Clinical Trial Details
— Status: Approved for marketing
Administrative data
NCT number |
NCT01764191 |
Other study ID # |
BCCA-Cardiac PET |
Secondary ID |
|
Status |
Approved for marketing |
Phase |
|
First received |
|
Last updated |
|
Study information
Verified date |
February 2022 |
Source |
British Columbia Cancer Agency |
Contact |
n/a |
Is FDA regulated |
No |
Health authority |
|
Study type |
Expanded Access
|
Clinical Trial Summary
This study has been designed to provide patients suspected of having cardiac sarcoidosis (CS)
with a potentially diagnostic 18F FDG PET/CT. CS is difficult to diagnose with currently
available methods, therefore this project will allow access to 18F FDG PET/CT scanning, which
may more accurately diagnose the presence of CS. This study will also provide additional data
to further examine the effectiveness and safety profile of 18F FDG for this condition.
Accurate and early detection is important to allow for better management of CS and improve
patient care.
The purpose of this study is to provide access to 18F-FDG PET/CT imaging in patients with
clinical suspicion of cardiac sarcoidosis, and to collect additional data about the safety
and effectiveness of 18F-FDG PET/CT in this patient population
Description:
1. Purpose:The purpose of this study is to provide access to 18F-FDG PET/CT imaging in
patients with clinical suspicion of cardiac sarcoidosis, and to collect additional data
about the safety and effectiveness of 18F-FDG PET/CT in this patient population.
2. Hypothesis:18F-FDG PET/CT has greater sensitivity, specificity, and accuracy compared to
the current clinical gold standard of diagnosis for CS, the Japanese Ministry of Health,
Labour, and Welfare (MHLW) guidelines
3. Justification:Currently a clinical diagnosis CS is diagnosed using a combination of
diagnostic techniques including imaging and biopsy. Biopsies are challenging as it can
be difficult to locate the disease or access the desired biopsy location.
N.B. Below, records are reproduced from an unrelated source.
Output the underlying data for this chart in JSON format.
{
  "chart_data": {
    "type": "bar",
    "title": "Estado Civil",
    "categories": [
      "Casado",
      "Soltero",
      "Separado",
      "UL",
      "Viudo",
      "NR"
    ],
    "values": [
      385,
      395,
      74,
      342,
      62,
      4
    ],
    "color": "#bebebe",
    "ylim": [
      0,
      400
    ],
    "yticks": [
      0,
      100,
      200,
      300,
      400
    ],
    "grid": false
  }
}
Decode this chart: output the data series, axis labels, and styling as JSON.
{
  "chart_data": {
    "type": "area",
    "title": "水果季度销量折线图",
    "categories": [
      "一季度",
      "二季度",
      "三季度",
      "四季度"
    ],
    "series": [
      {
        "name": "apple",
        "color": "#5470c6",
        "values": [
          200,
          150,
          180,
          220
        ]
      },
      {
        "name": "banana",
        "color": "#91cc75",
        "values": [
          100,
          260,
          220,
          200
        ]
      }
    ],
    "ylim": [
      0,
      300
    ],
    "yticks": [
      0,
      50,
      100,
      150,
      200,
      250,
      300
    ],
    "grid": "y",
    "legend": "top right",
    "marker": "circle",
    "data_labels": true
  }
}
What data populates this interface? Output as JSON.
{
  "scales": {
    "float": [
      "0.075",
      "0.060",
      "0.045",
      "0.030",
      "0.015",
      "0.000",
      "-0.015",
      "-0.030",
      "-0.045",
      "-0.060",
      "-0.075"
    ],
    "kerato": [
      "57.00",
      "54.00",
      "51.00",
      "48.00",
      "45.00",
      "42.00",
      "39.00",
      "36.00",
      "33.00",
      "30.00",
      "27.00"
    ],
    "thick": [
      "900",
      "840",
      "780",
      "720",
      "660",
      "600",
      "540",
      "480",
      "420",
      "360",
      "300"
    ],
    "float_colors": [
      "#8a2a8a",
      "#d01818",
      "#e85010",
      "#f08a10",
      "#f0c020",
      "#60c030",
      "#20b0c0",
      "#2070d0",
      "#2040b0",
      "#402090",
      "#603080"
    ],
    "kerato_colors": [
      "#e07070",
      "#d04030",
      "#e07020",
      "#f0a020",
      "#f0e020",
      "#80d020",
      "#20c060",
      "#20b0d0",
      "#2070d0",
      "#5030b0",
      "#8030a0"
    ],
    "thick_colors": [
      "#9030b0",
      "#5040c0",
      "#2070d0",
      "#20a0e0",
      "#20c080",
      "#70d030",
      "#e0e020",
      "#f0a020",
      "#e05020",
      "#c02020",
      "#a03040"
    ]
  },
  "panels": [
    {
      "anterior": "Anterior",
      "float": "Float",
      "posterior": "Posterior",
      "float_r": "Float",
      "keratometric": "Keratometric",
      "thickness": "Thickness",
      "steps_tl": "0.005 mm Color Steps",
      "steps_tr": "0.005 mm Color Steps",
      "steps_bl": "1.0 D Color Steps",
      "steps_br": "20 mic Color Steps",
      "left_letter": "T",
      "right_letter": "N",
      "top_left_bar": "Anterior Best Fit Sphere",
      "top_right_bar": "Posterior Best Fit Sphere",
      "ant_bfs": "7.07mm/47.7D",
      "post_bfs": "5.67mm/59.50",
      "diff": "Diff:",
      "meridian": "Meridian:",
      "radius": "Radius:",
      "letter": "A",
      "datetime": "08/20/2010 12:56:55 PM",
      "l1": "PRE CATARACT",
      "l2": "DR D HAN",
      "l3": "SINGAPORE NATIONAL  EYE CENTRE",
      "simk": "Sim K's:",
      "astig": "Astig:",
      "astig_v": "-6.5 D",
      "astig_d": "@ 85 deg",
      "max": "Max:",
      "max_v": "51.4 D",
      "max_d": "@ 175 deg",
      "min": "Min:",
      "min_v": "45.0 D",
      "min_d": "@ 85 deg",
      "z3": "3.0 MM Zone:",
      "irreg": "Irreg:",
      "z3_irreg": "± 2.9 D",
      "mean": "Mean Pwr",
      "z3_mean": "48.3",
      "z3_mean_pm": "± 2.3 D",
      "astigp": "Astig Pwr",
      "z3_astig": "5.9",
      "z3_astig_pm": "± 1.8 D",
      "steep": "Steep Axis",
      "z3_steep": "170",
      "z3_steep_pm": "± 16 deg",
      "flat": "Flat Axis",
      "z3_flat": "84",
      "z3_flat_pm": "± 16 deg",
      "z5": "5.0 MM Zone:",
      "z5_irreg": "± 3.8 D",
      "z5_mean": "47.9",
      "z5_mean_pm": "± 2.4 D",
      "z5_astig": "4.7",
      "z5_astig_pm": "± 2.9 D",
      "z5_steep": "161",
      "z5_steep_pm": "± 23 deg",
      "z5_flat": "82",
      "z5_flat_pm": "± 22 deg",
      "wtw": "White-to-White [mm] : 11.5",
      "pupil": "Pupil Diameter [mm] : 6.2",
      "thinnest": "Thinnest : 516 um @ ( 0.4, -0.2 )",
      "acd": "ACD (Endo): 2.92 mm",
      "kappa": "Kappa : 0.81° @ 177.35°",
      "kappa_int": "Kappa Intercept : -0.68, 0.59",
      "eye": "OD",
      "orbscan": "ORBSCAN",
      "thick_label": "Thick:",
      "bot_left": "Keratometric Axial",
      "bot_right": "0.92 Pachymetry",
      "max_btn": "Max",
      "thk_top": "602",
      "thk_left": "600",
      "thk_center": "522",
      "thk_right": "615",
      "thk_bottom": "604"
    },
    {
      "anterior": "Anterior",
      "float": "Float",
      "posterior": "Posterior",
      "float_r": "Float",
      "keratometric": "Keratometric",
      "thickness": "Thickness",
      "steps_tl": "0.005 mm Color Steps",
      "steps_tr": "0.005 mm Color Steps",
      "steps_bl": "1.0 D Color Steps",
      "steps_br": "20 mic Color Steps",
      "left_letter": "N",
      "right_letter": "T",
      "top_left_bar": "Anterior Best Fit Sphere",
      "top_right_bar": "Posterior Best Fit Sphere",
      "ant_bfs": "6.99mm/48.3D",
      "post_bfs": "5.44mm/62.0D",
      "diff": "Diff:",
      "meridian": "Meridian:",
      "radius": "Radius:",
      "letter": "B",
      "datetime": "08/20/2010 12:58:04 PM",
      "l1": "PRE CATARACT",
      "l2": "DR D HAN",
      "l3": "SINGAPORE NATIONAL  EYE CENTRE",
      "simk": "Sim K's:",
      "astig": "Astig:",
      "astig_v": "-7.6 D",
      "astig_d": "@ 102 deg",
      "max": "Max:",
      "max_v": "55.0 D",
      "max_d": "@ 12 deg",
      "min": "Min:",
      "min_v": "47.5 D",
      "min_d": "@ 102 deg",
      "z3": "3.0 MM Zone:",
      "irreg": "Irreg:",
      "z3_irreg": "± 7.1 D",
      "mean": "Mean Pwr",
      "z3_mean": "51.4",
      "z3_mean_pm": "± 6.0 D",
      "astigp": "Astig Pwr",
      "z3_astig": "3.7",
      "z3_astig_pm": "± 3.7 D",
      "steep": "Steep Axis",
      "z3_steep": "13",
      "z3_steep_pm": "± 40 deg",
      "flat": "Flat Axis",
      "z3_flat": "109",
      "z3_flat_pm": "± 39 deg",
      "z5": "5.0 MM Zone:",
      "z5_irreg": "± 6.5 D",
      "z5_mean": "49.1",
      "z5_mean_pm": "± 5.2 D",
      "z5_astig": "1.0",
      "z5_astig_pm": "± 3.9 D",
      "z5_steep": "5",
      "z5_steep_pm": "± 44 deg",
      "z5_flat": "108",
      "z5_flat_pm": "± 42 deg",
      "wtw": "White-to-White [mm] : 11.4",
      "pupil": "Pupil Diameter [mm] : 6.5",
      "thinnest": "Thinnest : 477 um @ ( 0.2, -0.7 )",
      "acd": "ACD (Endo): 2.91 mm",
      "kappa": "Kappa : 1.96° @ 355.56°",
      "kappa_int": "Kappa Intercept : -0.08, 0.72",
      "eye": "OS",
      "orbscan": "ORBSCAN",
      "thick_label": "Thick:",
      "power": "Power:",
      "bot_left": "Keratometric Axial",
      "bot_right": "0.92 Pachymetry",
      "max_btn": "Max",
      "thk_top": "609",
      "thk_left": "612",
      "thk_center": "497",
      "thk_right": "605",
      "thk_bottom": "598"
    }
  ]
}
MRI has been
proven effective but it is limited as patients with pacemakers and
cardioverter-defibrillators or patients with renal impairments are unable to have an
MRI. Finally radionuclide scintigraphy with Gallium-67 or Thallium-201 (201Tl) has been
useful, but can be non-specific for sarcoidosis. 18F-FDG PET/CT has significant
advantages over other radionuclide imaging modalities due to superior resolution of PET
coupled with the affinity of inflammatory cardiac tissue to metabolize FDG. 18F-FDG
PET/CT has been found to have higher sensitivity and specificity over other
conventionally used imaging modalities.
4. Research Method:This will be an expanded access study in which adult subjects with a
clinical suspicion of CS will be invited to participate, in order to identify potential
sites for biopsy or provide confirmation of the presence of CS. Based on population
extrapolation from all diagnosed or suspected cases of CS in British Columbia (BC), as
well as expert clinical opinion, it is estimated that 10 to 15 patients per year will be
enrolled in the study. Over a three year period, the expected sample size will be 30 -
45 patients. All subjects will receive an 18F-FDG PET/CT at the BC Cancer Agency (BCCA)
- Vancouver Centre.
5. Statistical Analysis:The planned sample size is 150 patients. The primary endpoint is to
provide PET/CT imaging to patients diagnosed with or suspected of CS. The secondary
end-point will be to assess the sensitivity, specificity and accuracy of 18F-FDG PET in
BC population. Confidence intervals of 95% will be used to assess this using exact
binomial distribution. All analyses will be performed in direct consultation with a
qualified statistician.
Sensitivity (ratio of true positive lesions to total positive lesions), specificity (ratio of
true negative lesions to total negative lesions) and accuracy (ratio of total correct studies
to the total number of biopsied lesions) of 18F-FDG PET studies performed by the BCCA will be
obtained by comparing results of the PET scan with a composite of the outcome of clinical
examinations, histopathological diagnosis, if those results are available, and results of all
other available imaging (cardiac MRI, 201Tl, 67Ga). Confidence intervals (95% CI) for
sensitivity, specificity and accuracy will be calculated using exact binomial distribution.